Need to regulate tax deduction ceiling

Sharing with VietNamNet reporter , Mr. Nguyen Van Duoc, Head of Policy Department of Ho Chi Minh City Tax Consultants and Agents Association, General Director of Trong Tin Accounting and Tax Consulting Company Limited, assessed that the fact that the Ministry of Finance listened to opinions and referred to international experience when including other specific expenses related to education and healthcare for taxpayers and dependents is a good thing.

This demonstrates the drafting agency's openness to new ideas and is consistent with international practices and current practical conditions. In particular, the drafting agency requested the Government to provide detailed regulations to ensure flexibility and suitability with the socio-economic situation.

However, Mr. Duoc said that the Government needs to clearly define the expenses for health care and education for taxpayers and their dependents. As for dependents such as parents and other dependents, only health care expenses should be regulated, not educational expenses should be deducted because it is not appropriate.

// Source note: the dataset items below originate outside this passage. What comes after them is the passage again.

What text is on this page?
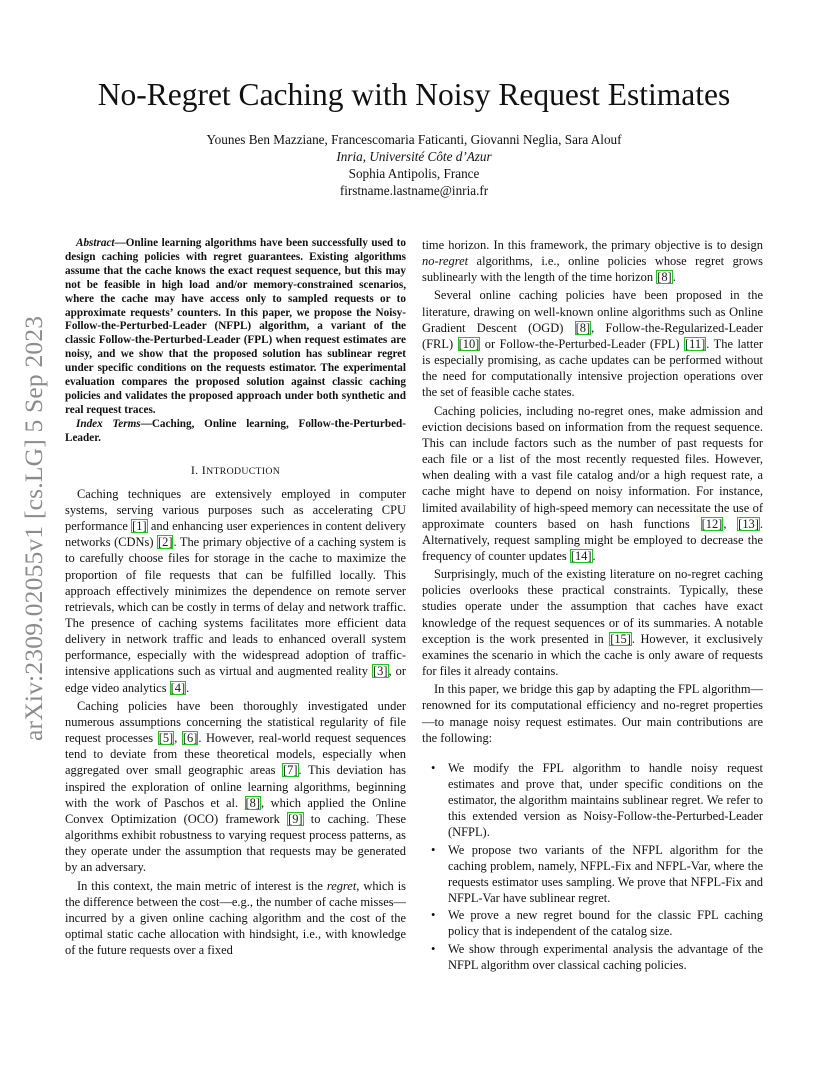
No-Regret Caching with Noisy Request Estimates
Younes Ben Mazziane, Francescomaria Faticanti, Giovanni Neglia, Sara Alouf
Inria, Université Côte d’Azur
Sophia Antipolis, France
firstname.lastname@inria.fr
arXiv:2309.02055v1 [cs.LG] 5 Sep 2023

Abstract—Online learning algorithms have been successfully used to design caching policies with regret guarantees. Existing algorithms assume that the cache knows the exact request sequence, but this may not be feasible in high load and/or memory-constrained scenarios, where the cache may have access only to sampled requests or to approximate requests’ counters. In this paper, we propose the Noisy-Follow-the-Perturbed-Leader (NFPL) algorithm, a variant of the classic Follow-the-Perturbed-Leader (FPL) when request estimates are noisy, and we show that the proposed solution has sublinear regret under specific conditions on the requests estimator. The experimental evaluation compares the proposed solution against classic caching policies and validates the proposed approach under both synthetic and real request traces.

Index Terms—Caching, Online learning, Follow-the-Perturbed-Leader.

I. INTRODUCTION

Caching techniques are extensively employed in computer systems, serving various purposes such as accelerating CPU performance [1] and enhancing user experiences in content delivery networks (CDNs) [2]. The primary objective of a caching system is to carefully choose files for storage in the cache to maximize the proportion of file requests that can be fulfilled locally. This approach effectively minimizes the dependence on remote server retrievals, which can be costly in terms of delay and network traffic. The presence of caching systems facilitates more efficient data delivery in network traffic and leads to enhanced overall system performance, especially with the widespread adoption of traffic-intensive applications such as virtual and augmented reality [3], or edge video analytics [4].

Caching policies have been thoroughly investigated under numerous assumptions concerning the statistical regularity of file request processes [5], [6]. However, real-world request sequences tend to deviate from these theoretical models, especially when aggregated over small geographic areas [7]. This deviation has inspired the exploration of online learning algorithms, beginning with the work of Paschos et al. [8], which applied the Online Convex Optimization (OCO) framework [9] to caching. These algorithms exhibit robustness to varying request process patterns, as they operate under the assumption that requests may be generated by an adversary.

In this context, the main metric of interest is the regret, which is the difference between the cost—e.g., the number of cache misses—incurred by a given online caching algorithm and the cost of the optimal static cache allocation with hindsight, i.e., with knowledge of the future requests over a fixed

time horizon. In this framework, the primary objective is to design no-regret algorithms, i.e., online policies whose regret grows sublinearly with the length of the time horizon [8].

Several online caching policies have been proposed in the literature, drawing on well-known online algorithms such as Online Gradient Descent (OGD) [8], Follow-the-Regularized-Leader (FRL) [10] or Follow-the-Perturbed-Leader (FPL) [11]. The latter is especially promising, as cache updates can be performed without the need for computationally intensive projection operations over the set of feasible cache states.

Caching policies, including no-regret ones, make admission and eviction decisions based on information from the request sequence. This can include factors such as the number of past requests for each file or a list of the most recently requested files. However, when dealing with a vast file catalog and/or a high request rate, a cache might have to depend on noisy information. For instance, limited availability of high-speed memory can necessitate the use of approximate counters based on hash functions [12], [13]. Alternatively, request sampling might be employed to decrease the frequency of counter updates [14].

Surprisingly, much of the existing literature on no-regret caching policies overlooks these practical constraints. Typically, these studies operate under the assumption that caches have exact knowledge of the request sequences or of its summaries. A notable exception is the work presented in [15]. However, it exclusively examines the scenario in which the cache is only aware of requests for files it already contains.

In this paper, we bridge this gap by adapting the FPL algorithm—renowned for its computational efficiency and no-regret properties—to manage noisy request estimates. Our main contributions are the following:

• We modify the FPL algorithm to handle noisy request estimates and prove that, under specific conditions on the estimator, the algorithm maintains sublinear regret. We refer to this extended version as Noisy-Follow-the-Perturbed-Leader (NFPL).
• We propose two variants of the NFPL algorithm for the caching problem, namely, NFPL-Fix and NFPL-Var, where the requests estimator uses sampling. We prove that NFPL-Fix and NFPL-Var have sublinear regret.
• We prove a new regret bound for the classic FPL caching policy that is independent of the catalog size.
• We show through experimental analysis the advantage of the NFPL algorithm over classical caching policies.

According to the expert, it is necessary to set a specific ceiling for deductible medical and educational expenses to ensure that these expenses do not exceed a certain percentage of the taxpayer's income. Another option is to base the cost of public hospitals and schools on calculating a reasonable deduction level.

“It is possible to allow 100% deduction of medical examination and treatment costs and tuition fees in the public system, but still limit it to an appropriate percentage of total income. This ensures that taxpayers are responsible for contributing to the budget, while maintaining fairness among target groups.

At the same time, the deduction level needs to be designed reasonably, avoiding being too high, causing budget loss and reducing the effectiveness of regulation and orientation of tax policy," Mr. Duoc suggested.